Annie Welle plays jazz on concert grand at the Winery

By Jane Fritz
Reader Contributor

Thirty years ago a wellspring of music culture existed in Sandpoint. On the mountain, Gunther Schuller’s Festival at Sandpoint chamber musicians amazed audiences in the old ski lodge, while at Memorial Field the Spokane Symphony Orchestra and a Russian pianist mesmerized listeners as rain fell, and no one moved. Along Sand Creek, at the former Garden Restaurant Lounge, pianist Raphael played Debussy with cascading ferns framing listeners sipping wine.

Annie Welle plays piano jazz at the Pend Oreille Winery this Sunday, July 8, from 4-6 p.m. Photo by Jane Fritz.

In those days, Annie Welle played the Garden’s grand on a New Years Eve. Pend d’Oreille Winery vintner and new owner, Jim Bopp, was a teenager washing dishes in the restaurant’s back room. It’s an era that still captivates Bopp, and one that he would like to see return. It’s why he has moved his grandparents’ piano out of storage, where it’s been for 25 years, and into the Winery so musicians like Welle can play it. 

But this isn’t just any piano, and she isn’t just any pianist.

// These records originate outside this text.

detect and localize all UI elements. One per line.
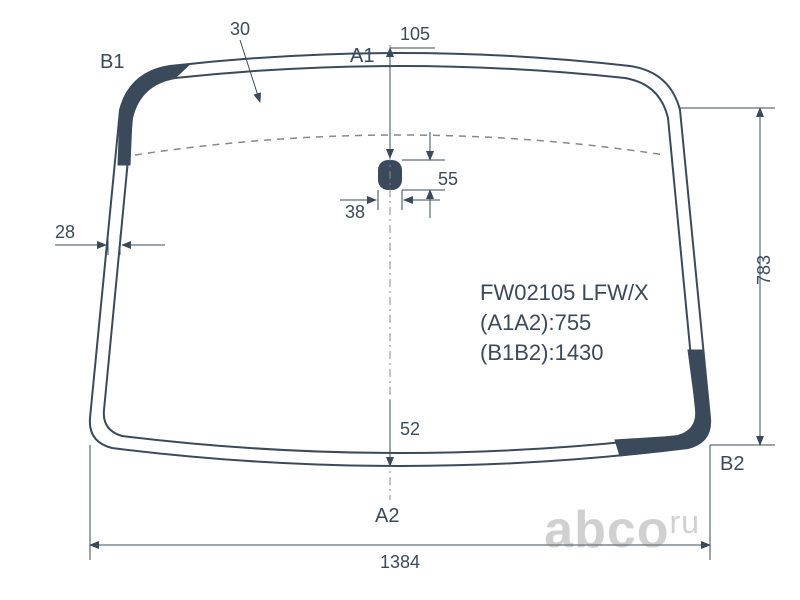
inner-outline	[104, 66, 696, 453]
dim-28: 28	[55, 222, 75, 242]
outer-outline	[90, 53, 710, 466]
frit-b2	[615, 350, 710, 456]
info-b1b2: (B1B2):1430	[480, 340, 604, 365]
dim-55: 55	[438, 169, 458, 189]
windshield-diagram: 30 105 A1 38 55 28 52 A2 B1 B2 1384 783 …	[0, 0, 800, 600]
dim-30: 30	[230, 19, 250, 39]
dim-52: 52	[400, 419, 420, 439]
label-b1: B1	[100, 51, 124, 73]
dim-105: 105	[400, 24, 430, 44]
frit-b1	[118, 64, 190, 165]
info-a1a2: (A1A2):755	[480, 310, 591, 335]
label-b2: B2	[720, 453, 744, 475]
label-a2: A2	[375, 505, 399, 527]
label-a1: A1	[350, 45, 374, 67]
info-part: FW02105 LFW/X	[480, 280, 649, 305]
dim-783: 783	[754, 255, 774, 285]
dim-38: 38	[345, 202, 365, 222]
dim-1384: 1384	[380, 552, 420, 572]
dashed-curve	[135, 135, 665, 155]
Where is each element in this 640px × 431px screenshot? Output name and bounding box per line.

Classically trained, and playing since she was four, Welle now performs solo jazz. Improvisations, original works, and the standards — Fats Waller, Gershwin, Cole Porter and pieces that will have you thinking you’re listening to Miles Davis or Chet Baker. A workshop and positive critique of her composing by Marian McPartland many years ago at the Lionel Hampton Jazz Festival inspired Welle to find her signature sound.

The Winery’s piano is unique. It’s an 1875 Decker Brothers of New York concert grand whose cabinet is 7’, 4” long and made of coastal Brazilian rosewood, a tree now protected. This gorgeous wood is very resonant, which is why the finest acoustic guitars are made with it. The piano was bought by Bopp’s grandparents — the late, former Schweitzer Resort and Pack River Management owners Jim and Jean Brown — as part of the purchase of their lakeside home. Bopp and his brothers grew up in that house, but played under the piano. It made a great hideout with couch cushions placed around the perimeter. 

Eventually the piano was moved to the Company Store, which the Browns owned — the former Pend d’Oreille Winery site where MickDuff’s Beer Hall is today. The piano might have sold for $30,000, but the Company Store closed, and the piano was put into storage. Until now. 

Jim Bopp thinks it’s time to try that rebirth of music culture in Sandpoint, and his and co-owner Kylie Presta’s winery might be the perfect place for it. He hopes that others will want to perform on their special piano, and that people will come to the Winery to hear it and toast its sound. 

So how does this 1875 concert grand sound?

“It’s got a lot of character,” says Welle. “There’s a lot of depth when you play a key, you can feel a length of that string on the soundboard. It’s very deep and rich; I can almost feel the other end of the piano in my toes.” She adds that its full sound is perfect in the Winery’s large room, and the wood is part of that sound. 

“I really think the spirit of the tree that the wood came from is still in the wood,” says Welle. “It’s contributing to the vibration of the music. It’s gone down through all these decades and back to a time when that tree was alive.”